13 thoughts on “Sea Bass with Sweet & Sour Savoy Cabbage (Spigola con Verza in Agro-Dolce)

  1. Very moreish in my book but I somewhat question as to how Italian its presentation 🙂 ? All of Northern Europe loves sweet-sour cabbage and tho’ recipes abound they are similar to yours. In some countries there is a tendency to add a tad of ‘real’ sauerkraut to emphasise the taste . . .No, sea bass, I am told, is not available in Australia but our beloved barramundi happily slips in instead !!

    Liked by 1 person

    1. Hi Eha, this is not a traditional combination in Italy. The chef at this restaurant is creative. The cabbage aspect is very Italian (although more common in the north) and sea bass is usually served whole rather than as a fillet. I’ve emailed you a photo of how it was served at the restaurant. Barramundi would work well with this. When I was in Australia, I noticed a large variety of barramundi in terms of farmed versus wild and in terms of ‘muddy’ versus clean flavor. The muddy version reminded me of what fresh water fish often tastes like around here.

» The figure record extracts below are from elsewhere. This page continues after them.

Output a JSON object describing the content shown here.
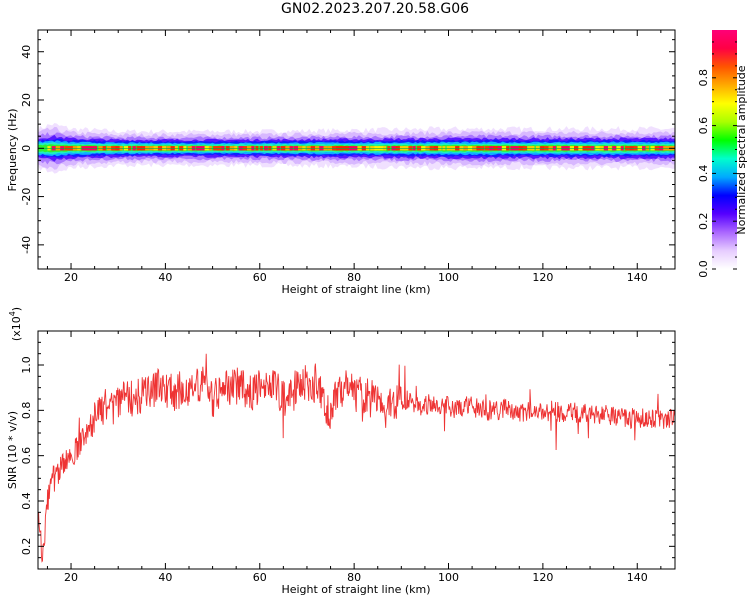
{
  "title": "GN02.2023.207.20.58.G06",
  "chart_data": [
    {
      "type": "heatmap",
      "xlabel": "Height of straight line (km)",
      "ylabel": "Frequency (Hz)",
      "xlim": [
        13,
        148
      ],
      "ylim": [
        -50,
        49
      ],
      "xticks": [
        20,
        40,
        60,
        80,
        100,
        120,
        140
      ],
      "xtick_labels": [
        "20",
        "40",
        "60",
        "80",
        "100",
        "120",
        "140"
      ],
      "yticks": [
        -40,
        -20,
        0,
        20,
        40
      ],
      "ytick_labels": [
        "-40",
        "-20",
        "0",
        "20",
        "40"
      ],
      "colorbar": {
        "label": "Normalized spectral amplitude",
        "range": [
          0,
          1
        ],
        "ticks": [
          0.0,
          0.2,
          0.4,
          0.6,
          0.8
        ],
        "tick_labels": [
          "0.0",
          "0.2",
          "0.4",
          "0.6",
          "0.8"
        ],
        "colormap": [
          "#ffffff",
          "#e6ccff",
          "#aa66ff",
          "#5500ff",
          "#0000ff",
          "#00aaff",
          "#00ffcc",
          "#00ff00",
          "#aaff00",
          "#ffff00",
          "#ffaa00",
          "#ff5500",
          "#ff0044",
          "#ff0077"
        ]
      },
      "band": {
        "center_hz": 0,
        "description_values": [
          {
            "x": 13,
            "halfwidth_hz": 4
          },
          {
            "x": 16,
            "halfwidth_hz": 5
          },
          {
            "x": 20,
            "halfwidth_hz": 4
          },
          {
            "x": 30,
            "halfwidth_hz": 3.5
          },
          {
            "x": 60,
            "halfwidth_hz": 3.5
          },
          {
            "x": 100,
            "halfwidth_hz": 4
          },
          {
            "x": 148,
            "halfwidth_hz": 4
          }
        ]
      }
    },
    {
      "type": "line",
      "xlabel": "Height of straight line (km)",
      "ylabel": "SNR (10 * v/v)",
      "yscale_label": "(x10",
      "yscale_exp": "4",
      "yscale_close": ")",
      "xlim": [
        13,
        148
      ],
      "ylim": [
        0.1,
        1.15
      ],
      "xticks": [
        20,
        40,
        60,
        80,
        100,
        120,
        140
      ],
      "xtick_labels": [
        "20",
        "40",
        "60",
        "80",
        "100",
        "120",
        "140"
      ],
      "yticks": [
        0.2,
        0.4,
        0.6,
        0.8,
        1.0
      ],
      "ytick_labels": [
        "0.2",
        "0.4",
        "0.6",
        "0.8",
        "1.0"
      ],
      "color": "#ee3333",
      "x": [
        13,
        14,
        15,
        16,
        17,
        18,
        19,
        20,
        21,
        22,
        23,
        24,
        25,
        26,
        27,
        28,
        29,
        30,
        32,
        34,
        36,
        38,
        40,
        42,
        44,
        46,
        48,
        50,
        52,
        54,
        56,
        58,
        60,
        62,
        64,
        66,
        68,
        70,
        71,
        72,
        73,
        74,
        75,
        76,
        78,
        80,
        82,
        84,
        86,
        88,
        90,
        92,
        94,
        96,
        98,
        100,
        102,
        104,
        106,
        108,
        110,
        112,
        114,
        116,
        118,
        120,
        122,
        124,
        126,
        128,
        130,
        132,
        134,
        136,
        138,
        140,
        142,
        144,
        146,
        148
      ],
      "y": [
        0.35,
        0.15,
        0.4,
        0.5,
        0.5,
        0.55,
        0.58,
        0.6,
        0.62,
        0.65,
        0.7,
        0.72,
        0.75,
        0.78,
        0.82,
        0.8,
        0.82,
        0.84,
        0.85,
        0.86,
        0.87,
        0.9,
        0.9,
        0.88,
        0.9,
        0.9,
        0.92,
        0.85,
        0.9,
        0.92,
        0.9,
        0.88,
        0.9,
        0.9,
        0.88,
        0.85,
        0.9,
        0.92,
        0.85,
        0.95,
        0.88,
        0.82,
        0.75,
        0.86,
        0.9,
        0.88,
        0.86,
        0.85,
        0.83,
        0.82,
        0.85,
        0.84,
        0.82,
        0.83,
        0.82,
        0.82,
        0.8,
        0.82,
        0.81,
        0.8,
        0.8,
        0.81,
        0.8,
        0.79,
        0.8,
        0.79,
        0.8,
        0.79,
        0.8,
        0.78,
        0.79,
        0.78,
        0.78,
        0.77,
        0.76,
        0.77,
        0.76,
        0.77,
        0.76,
        0.77
      ]
    }
  ]
}
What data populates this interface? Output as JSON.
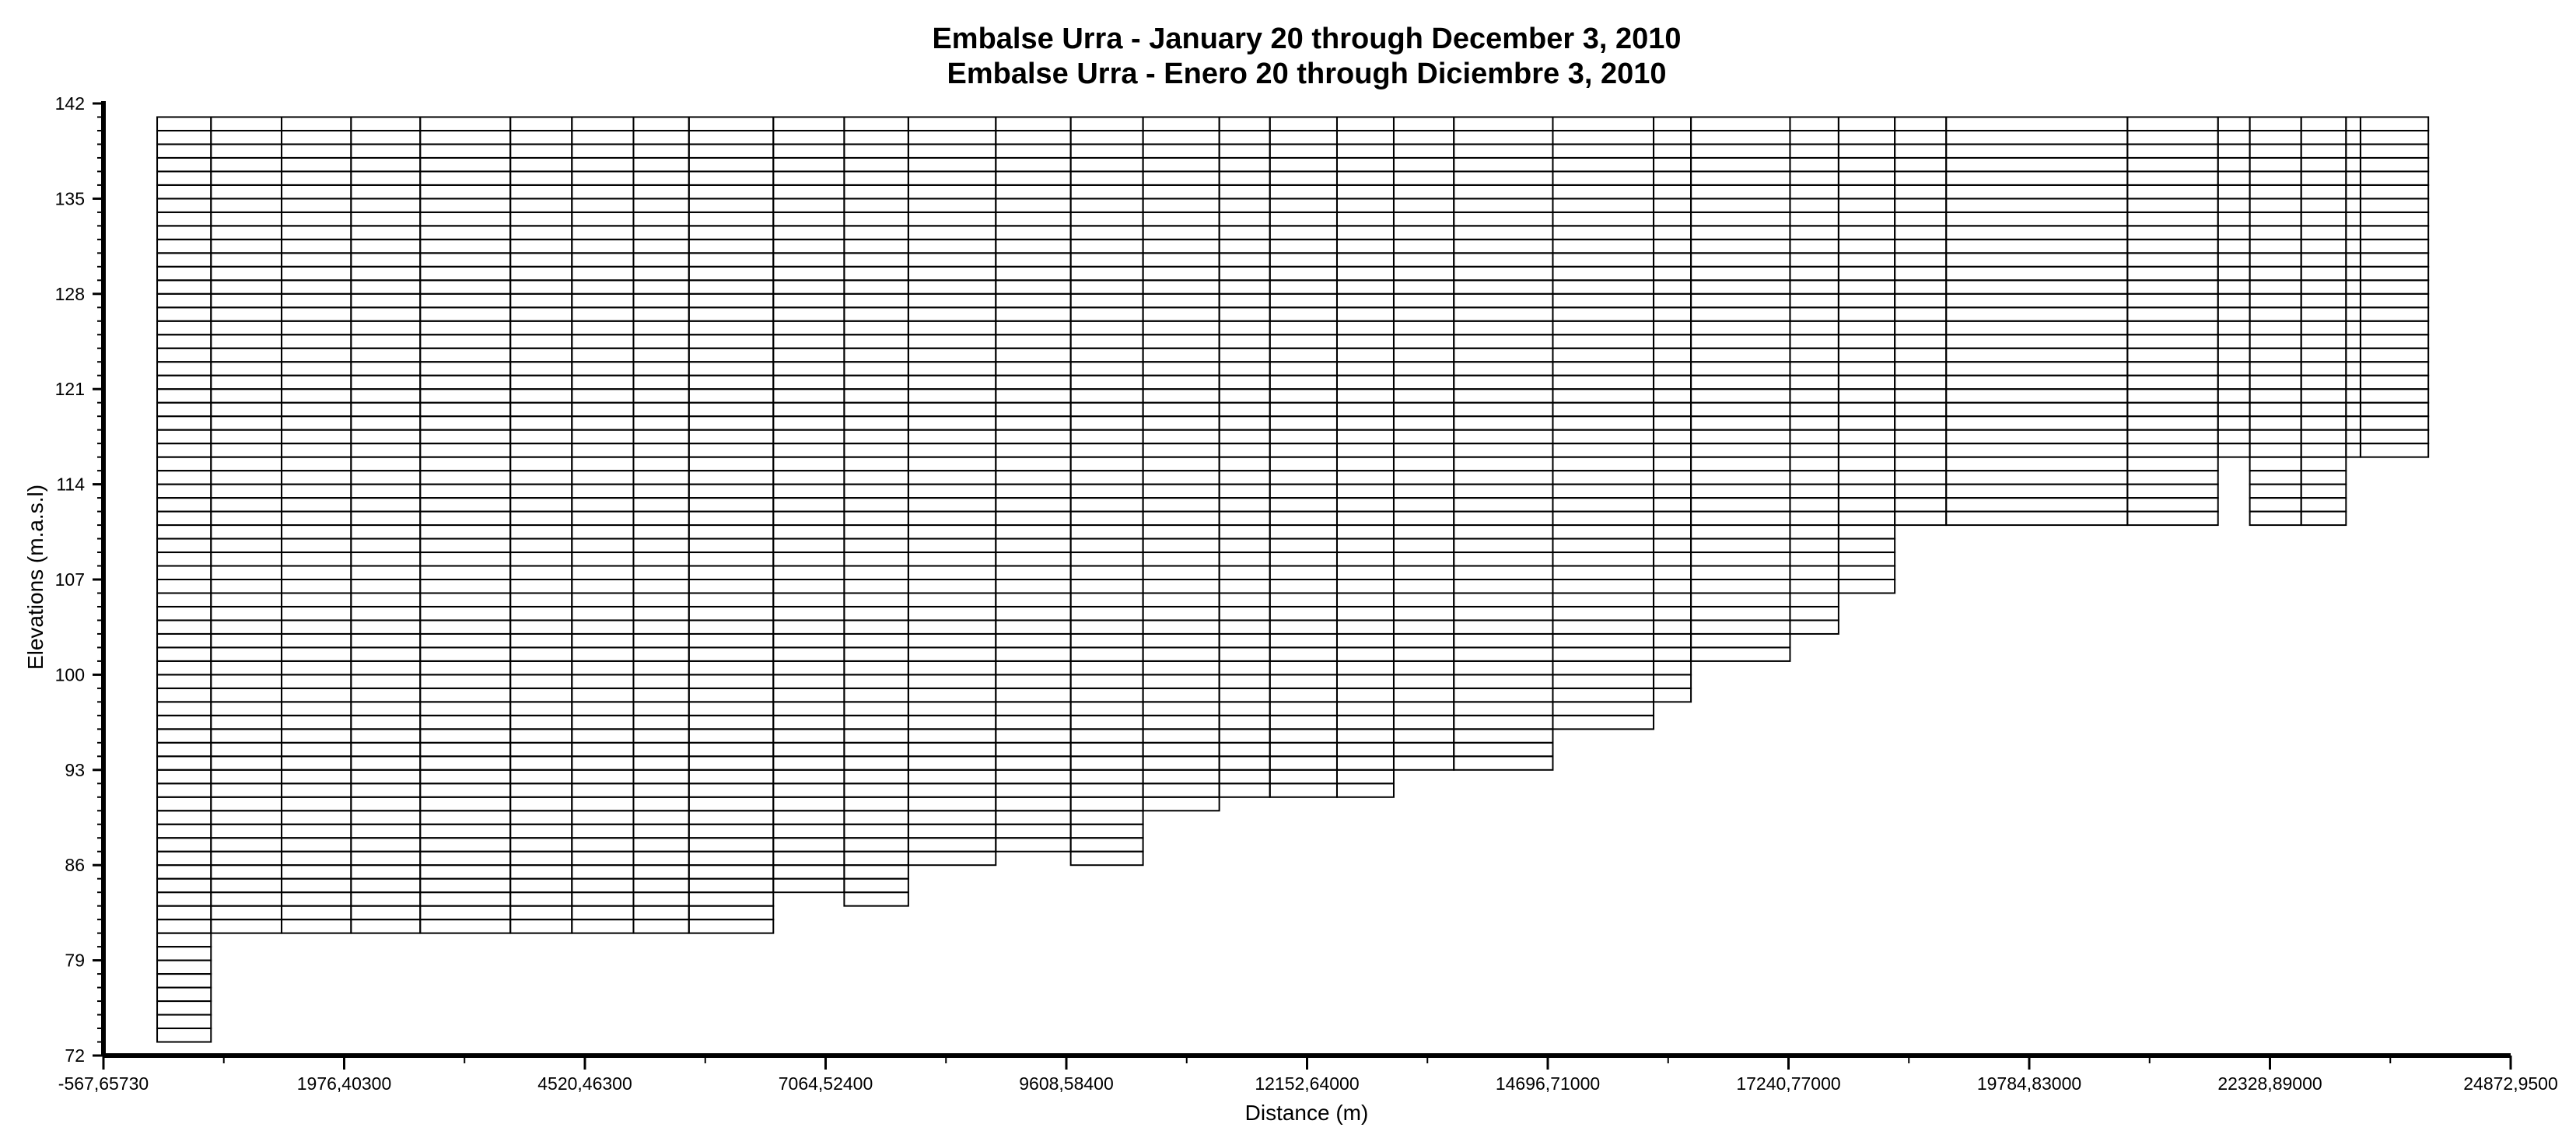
{
  "chart_data": {
    "type": "bar",
    "title": "Embalse Urra - January 20 through December 3, 2010",
    "subtitle": "Embalse Urra - Enero 20 through Diciembre 3, 2010",
    "xlabel": "Distance (m)",
    "ylabel": "Elevations (m.a.s.l)",
    "xlim": [
      -567.6573,
      24872.95
    ],
    "ylim": [
      72,
      142
    ],
    "x_tick_labels": [
      "-567,65730",
      "1976,40300",
      "4520,46300",
      "7064,52400",
      "9608,58400",
      "12152,64000",
      "14696,71000",
      "17240,77000",
      "19784,83000",
      "22328,89000",
      "24872,9500"
    ],
    "x_ticks": [
      -567.6573,
      1976.403,
      4520.463,
      7064.524,
      9608.584,
      12152.64,
      14696.71,
      17240.77,
      19784.83,
      22328.89,
      24872.95
    ],
    "y_ticks": [
      142,
      135,
      128,
      121,
      114,
      107,
      100,
      93,
      86,
      79,
      72
    ],
    "top_elevation": 141,
    "layer_thickness": 1,
    "grid": false,
    "legend": "none",
    "segments": [
      {
        "x_start": 0,
        "x_end": 569,
        "bottom": 73
      },
      {
        "x_start": 569,
        "x_end": 1315,
        "bottom": 81
      },
      {
        "x_start": 1315,
        "x_end": 2049,
        "bottom": 81
      },
      {
        "x_start": 2049,
        "x_end": 2780,
        "bottom": 81
      },
      {
        "x_start": 2780,
        "x_end": 3733,
        "bottom": 81
      },
      {
        "x_start": 3733,
        "x_end": 4383,
        "bottom": 81
      },
      {
        "x_start": 4383,
        "x_end": 5034,
        "bottom": 81
      },
      {
        "x_start": 5034,
        "x_end": 5620,
        "bottom": 81
      },
      {
        "x_start": 5620,
        "x_end": 6512,
        "bottom": 81
      },
      {
        "x_start": 6512,
        "x_end": 7261,
        "bottom": 84
      },
      {
        "x_start": 7261,
        "x_end": 7939,
        "bottom": 83
      },
      {
        "x_start": 7939,
        "x_end": 8863,
        "bottom": 86
      },
      {
        "x_start": 8863,
        "x_end": 9655,
        "bottom": 87
      },
      {
        "x_start": 9655,
        "x_end": 10419,
        "bottom": 86
      },
      {
        "x_start": 10419,
        "x_end": 11225,
        "bottom": 90
      },
      {
        "x_start": 11225,
        "x_end": 11760,
        "bottom": 91
      },
      {
        "x_start": 11760,
        "x_end": 12469,
        "bottom": 91
      },
      {
        "x_start": 12469,
        "x_end": 13069,
        "bottom": 91
      },
      {
        "x_start": 13069,
        "x_end": 13704,
        "bottom": 93
      },
      {
        "x_start": 13704,
        "x_end": 14750,
        "bottom": 93
      },
      {
        "x_start": 14750,
        "x_end": 15815,
        "bottom": 96
      },
      {
        "x_start": 15815,
        "x_end": 16210,
        "bottom": 98
      },
      {
        "x_start": 16210,
        "x_end": 17257,
        "bottom": 101
      },
      {
        "x_start": 17257,
        "x_end": 17770,
        "bottom": 103
      },
      {
        "x_start": 17770,
        "x_end": 18364,
        "bottom": 106
      },
      {
        "x_start": 18364,
        "x_end": 18907,
        "bottom": 111
      },
      {
        "x_start": 18907,
        "x_end": 20823,
        "bottom": 111
      },
      {
        "x_start": 20823,
        "x_end": 21780,
        "bottom": 111
      },
      {
        "x_start": 21780,
        "x_end": 22116,
        "bottom": 116
      },
      {
        "x_start": 22116,
        "x_end": 22659,
        "bottom": 111
      },
      {
        "x_start": 22659,
        "x_end": 23133,
        "bottom": 111
      },
      {
        "x_start": 23133,
        "x_end": 23286,
        "bottom": 116
      },
      {
        "x_start": 23286,
        "x_end": 24003,
        "bottom": 116
      }
    ]
  }
}
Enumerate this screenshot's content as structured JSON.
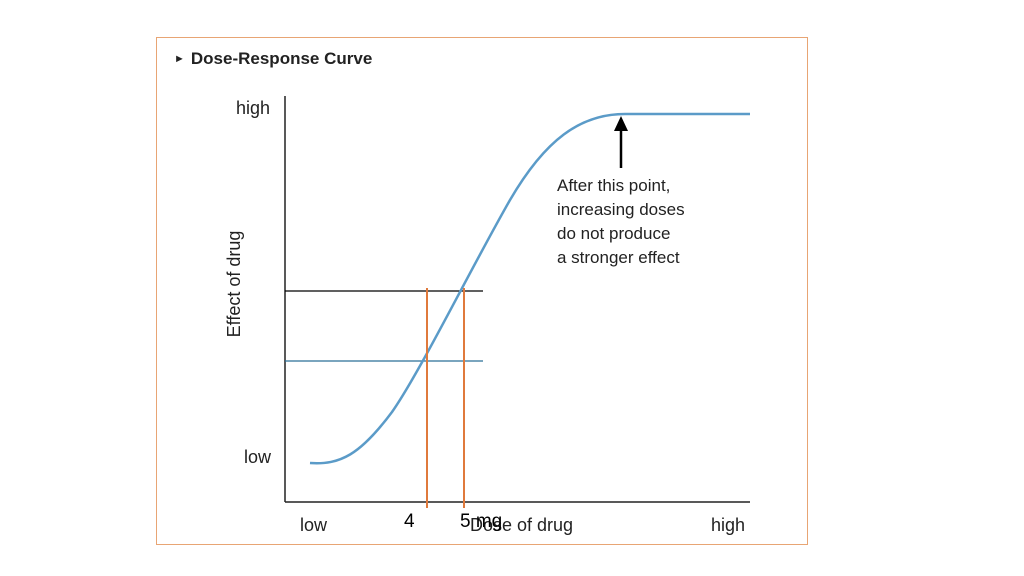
{
  "title": "Dose-Response Curve",
  "title_icon": "triangle-right-icon",
  "chart_data": {
    "type": "line",
    "y_axis": {
      "label": "Effect of drug",
      "tick_labels": [
        "low",
        "high"
      ]
    },
    "x_axis": {
      "label": "Dose of drug",
      "tick_labels": [
        "low",
        "high"
      ]
    },
    "curve": {
      "shape": "sigmoid",
      "color": "#5b9bc8"
    },
    "annotation": {
      "lines": [
        "After this point,",
        "increasing doses",
        "do not produce",
        "a stronger effect"
      ],
      "arrow_icon": "arrow-up-icon"
    },
    "dose_markers": [
      {
        "label": "4",
        "color": "#e07a3c"
      },
      {
        "label": "5 mg",
        "color": "#e07a3c"
      }
    ],
    "response_lines": [
      {
        "color": "#000000"
      },
      {
        "color": "#2a6f97"
      }
    ]
  },
  "colors": {
    "frame": "#e8a574",
    "curve": "#5b9bc8",
    "marker": "#e07a3c"
  }
}
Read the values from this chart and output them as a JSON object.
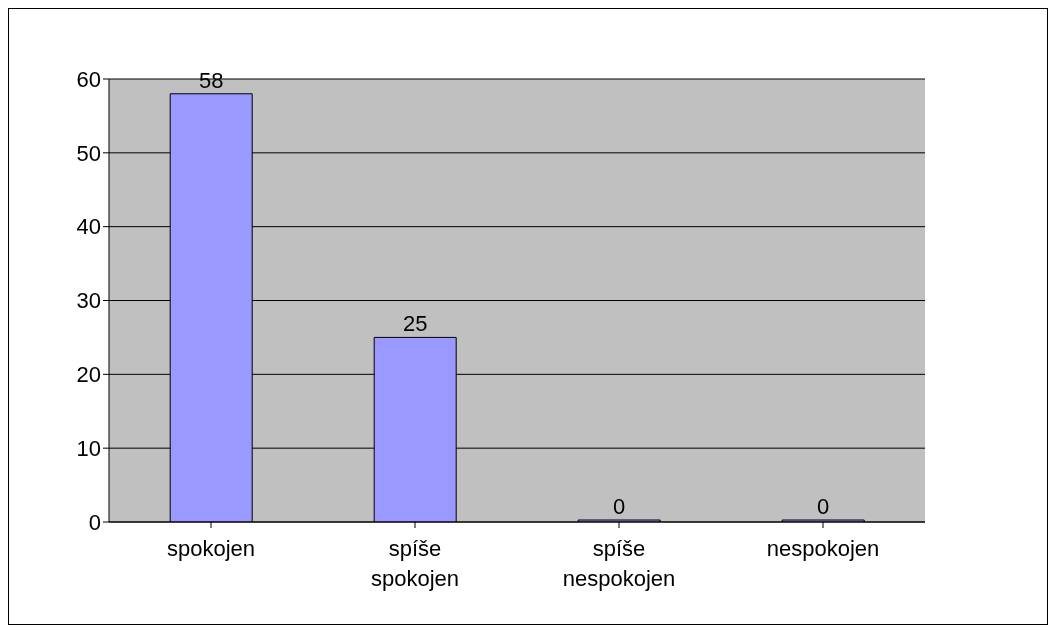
{
  "chart_data": {
    "type": "bar",
    "categories": [
      "spokojen",
      "spíše spokojen",
      "spíše nespokojen",
      "nespokojen"
    ],
    "values": [
      58,
      25,
      0,
      0
    ],
    "color": "#9999ff",
    "ylim": [
      0,
      60
    ],
    "yticks": [
      0,
      10,
      20,
      30,
      40,
      50,
      60
    ],
    "grid": "y",
    "data_labels": true,
    "legend": false
  }
}
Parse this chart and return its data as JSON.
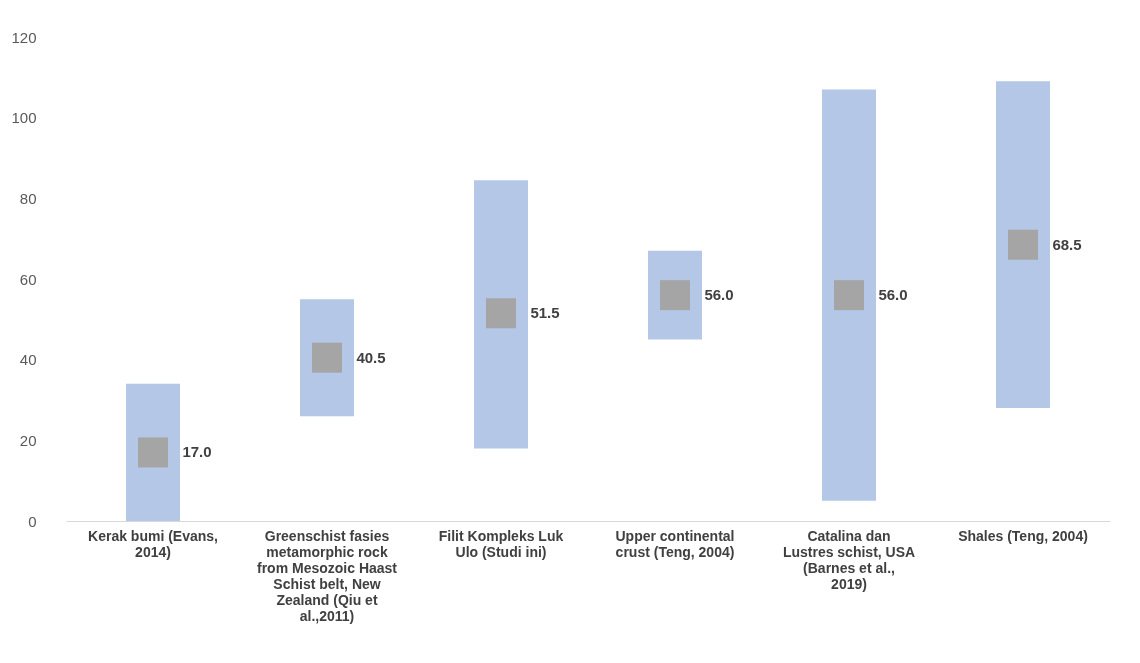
{
  "chart_data": {
    "type": "bar",
    "categories": [
      "Kerak bumi (Evans, 2014)",
      "Greenschist fasies metamorphic rock from Mesozoic Haast Schist belt, New Zealand (Qiu et al.,2011)",
      "Filit Kompleks Luk Ulo (Studi ini)",
      "Upper continental crust (Teng, 2004)",
      "Catalina dan Lustres schist, USA (Barnes et al., 2019)",
      "Shales (Teng, 2004)"
    ],
    "series": [
      {
        "color": "#b4c7e7",
        "base": [
          0,
          26,
          18,
          45,
          5,
          28
        ],
        "values": [
          34,
          29,
          66.5,
          22,
          102,
          81
        ]
      },
      {
        "type": "scatter",
        "marker": "square",
        "color": "#a5a5a5",
        "values": [
          17.0,
          40.5,
          51.5,
          56.0,
          56.0,
          68.5
        ],
        "value_labels": [
          "17.0",
          "40.5",
          "51.5",
          "56.0",
          "56.0",
          "68.5"
        ]
      }
    ],
    "ylim": [
      0,
      120
    ],
    "yticks": [
      0,
      20,
      40,
      60,
      80,
      100,
      120
    ],
    "grid": false
  }
}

      1. Thanks teach’ ! Now I have friends in Sydney taking notes 🙂 ! Perchance you should not have sent me the photo . . . yours looks most moreish and copiable . . . the ‘other one’ pips it by a minuscule fraction as looking a tad softer and more moist . . . ?

        Liked by 1 person

        1. At the restaurant the fish was not as tender and juicy, and the skin wasn’t as crispy. It was also served with the skin down. At the restaurant it was simply pan fried, so you can’t get the same quality as with sous vide or the oven.


  2. I’m definitely going to try European sea bass when we return to Europe early next year, this recipe sounds wonderful! I’m just getting used to crispy fish skin although I haven’t had it often which is probably why I’m not really used to it!